2. The intake manifold according to claim 1, wherein a clearance is
formed between the pair of inlet pipes, the proximal portions of
the pair being connected to each other by a connecting portion, and
the reinforcing rib extending from the connecting portion to the
side wall of the surge tank.
3. The intake manifold according to claim 2, wherein the connecting
portion is shaped like a plate.
4. The intake manifold according to claim 2, wherein the intake
manifold is formed by a lower half body and an upper half body, the
half bodies are welded to each other by using welding margins
provided in the half bodies, parts of each welding margin that are
located to correspond to the proximal portions of the inlet pipes
being wider than the remainder of the same welding margin.
5. The intake manifold according to claim 4, wherein the connecting
portion includes a connecting portion provided in the lower half
body and a connecting portion provided in the upper half body.
6. The intake manifold according to claim 1, wherein two or more of
the inlet pipes are provided on either side of the surge tank.
Description
BACKGROUND OF THE INVENTION
[0001] The present invention relates to an intake manifold for an
engine.
[0002] Japanese Laid-Open Patent Publication No. 2008-184939
discloses an intake manifold that includes a manifold body.
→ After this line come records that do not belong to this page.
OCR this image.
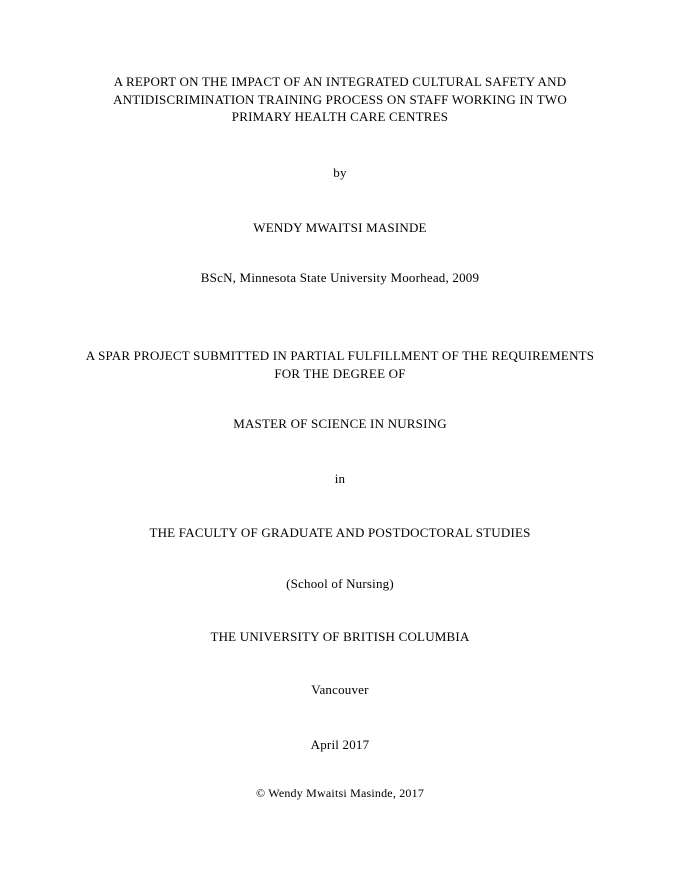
A REPORT ON THE IMPACT OF AN INTEGRATED CULTURAL SAFETY AND
ANTIDISCRIMINATION TRAINING PROCESS ON STAFF WORKING IN TWO
PRIMARY HEALTH CARE CENTRES
by
WENDY MWAITSI MASINDE
BScN, Minnesota State University Moorhead, 2009
A SPAR PROJECT SUBMITTED IN PARTIAL FULFILLMENT OF THE REQUIREMENTS
FOR THE DEGREE OF
MASTER OF SCIENCE IN NURSING
in
THE FACULTY OF GRADUATE AND POSTDOCTORAL STUDIES
(School of Nursing)
THE UNIVERSITY OF BRITISH COLUMBIA
Vancouver
April 2017
© Wendy Mwaitsi Masinde, 2017
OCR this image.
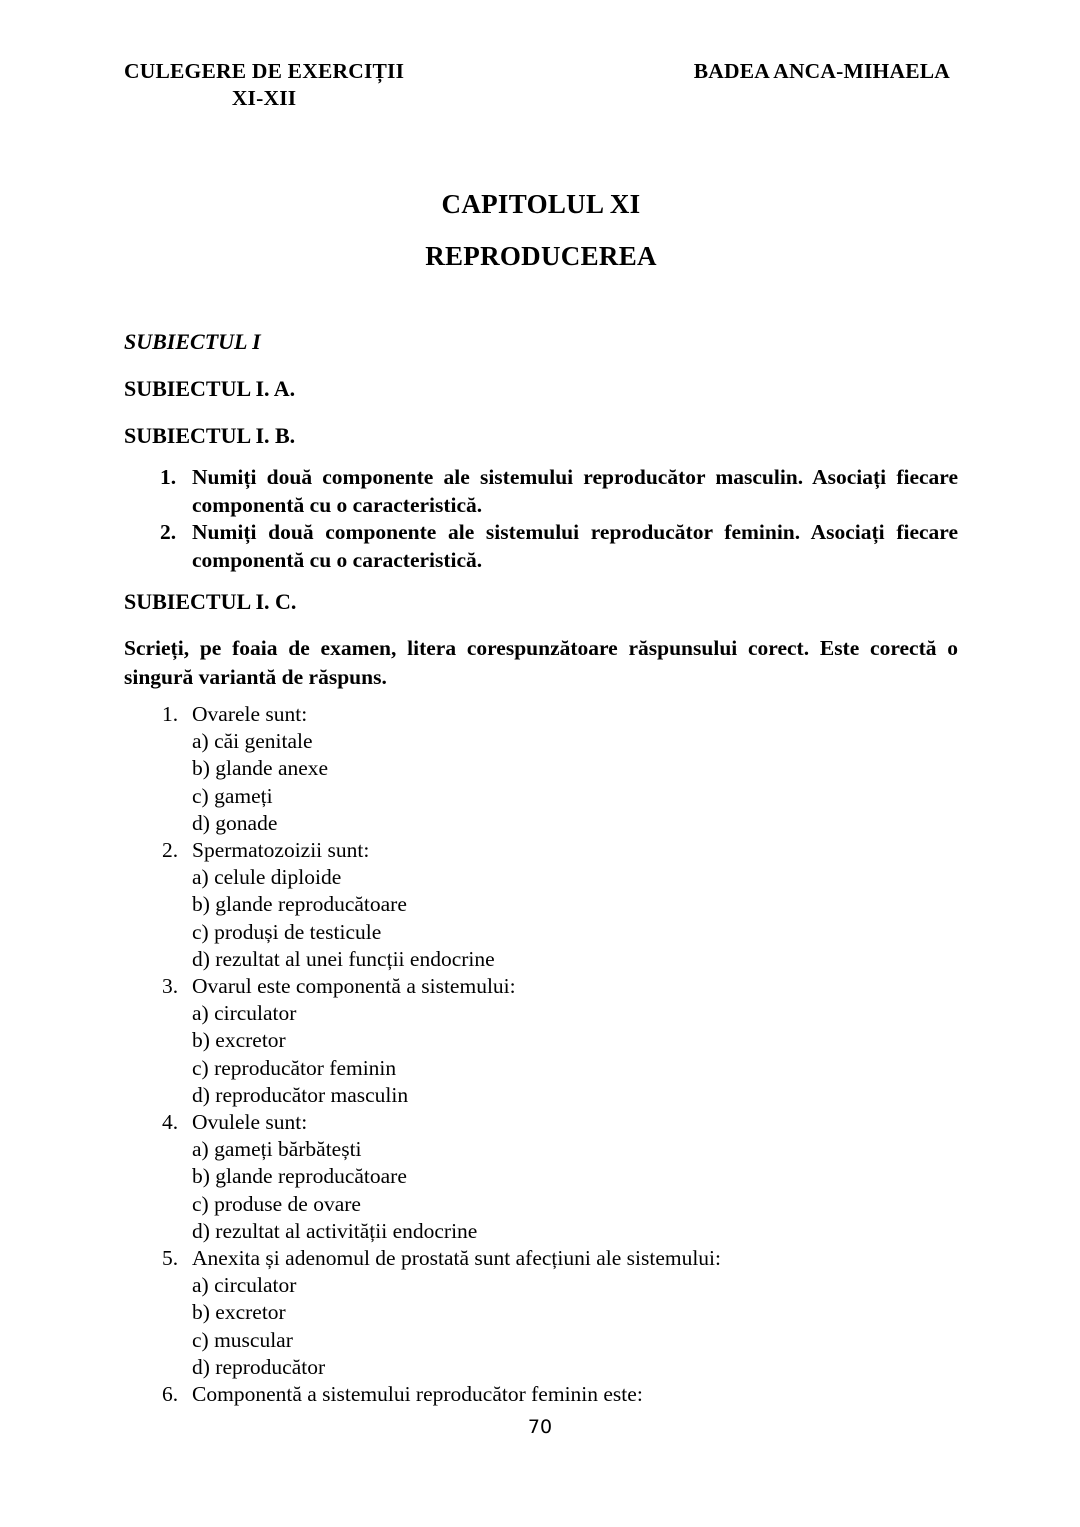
CULEGERE DE EXERCIȚII
XI-XII
BADEA ANCA-MIHAELA
CAPITOLUL XI
REPRODUCEREA
SUBIECTUL I
SUBIECTUL I. A.
SUBIECTUL I. B.
1. Numiți două componente ale sistemului reproducător masculin. Asociați fiecare componentă cu o caracteristică.
2. Numiți două componente ale sistemului reproducător feminin. Asociați fiecare componentă cu o caracteristică.
SUBIECTUL I. C.
Scrieți, pe foaia de examen, litera corespunzătoare răspunsului corect. Este corectă o singură variantă de răspuns.
1. Ovarele sunt:
a) căi genitale
b) glande anexe
c) gameți
d) gonade
2. Spermatozoizii sunt:
a) celule diploide
b) glande reproducătoare
c) produși de testicule
d) rezultat al unei funcții endocrine
3. Ovarul este componentă a sistemului:
a) circulator
b) excretor
c) reproducător feminin
d) reproducător masculin
4. Ovulele sunt:
a) gameți bărbătești
b) glande reproducătoare
c) produse de ovare
d) rezultat al activității endocrine
5. Anexita și adenomul de prostată sunt afecțiuni ale sistemului:
a) circulator
b) excretor
c) muscular
d) reproducător
6. Componentă a sistemului reproducător feminin este:
70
The
manifold body is a synthetic resin single component that includes a
surge tank and a plurality of inlet pipes. Synthetic resin internal
pipes are provided inside the manifold body. Each internal pipe
protrudes into the surge tank from the proximal portion of one of
the inlet pipes, or from a portion of the inlet pipe that is
coupled to the surge tank.
[0003] Because of the internal pipes provided separately from the
manifold body, the conventional intake manifold has a large number
of components and a complicated structure. Omission of the internal
pipes would simplify the structure. However, such omission would
lower the pressure capacity of portions of the intake manifold
including the proximal portions of the inlet pipes. The internal
pipes have a function for correcting molding strains, which often
occur in the vicinity of the proximal portions of the inlet pipes
when a surge tank and inlet pipes are integrally molded with
synthetic resin. The omission of the internal pipes would therefore
make drawbacks due to molding strains conspicuous.
SUMMARY OF THE INVENTION
[0004] Accordingly, it is an objective of the present invention to
provide an intake manifold of a simple structure with a small
number of components, in which the pressure capacity of portions of
the intake manifold including the proximal portions of the inlet
pipes is high, and molding strains do not easily occur in the
vicinity of the proximal portions of the inlet pipes.
[0005] To achieve the foregoing objective and in accordance with
one aspect of the present invention, an intake manifold is provided
that includes a surge tank having an opening; and a plurality of
inlet pipes extending from the surge tank. Each inlet pipe has an
inlet connected to the surge tank. The inlet of each inlet pipe is
located side by side with the inlet of another inlet pipe in a
direction along which air supplied into the surge tank through the
opening flows within the surge tank. Of the inlet pipes, proximal
portions of an adjacent pair of inlet pipes are integrated, and the
proximal portions of the pair are integrated with a side wall of
the surge tank by a reinforcing rib.
[0006] Other aspects and advantages of the invention will become
apparent from the following description, taken in conjunction with
the accompanying drawings, illustrating by way of example the
principles of the invention.
BRIEF DESCRIPTION OF THE DRAWINGS
[0007] FIG. 1 is a front view illustrating an intake manifold
according to one embodiment of the present invention;
[0008] FIG. 2 is a plan view of the intake manifold shown in FIG.
1;
[0009] FIG. 3 is a plan view of the intake manifold shown in FIG.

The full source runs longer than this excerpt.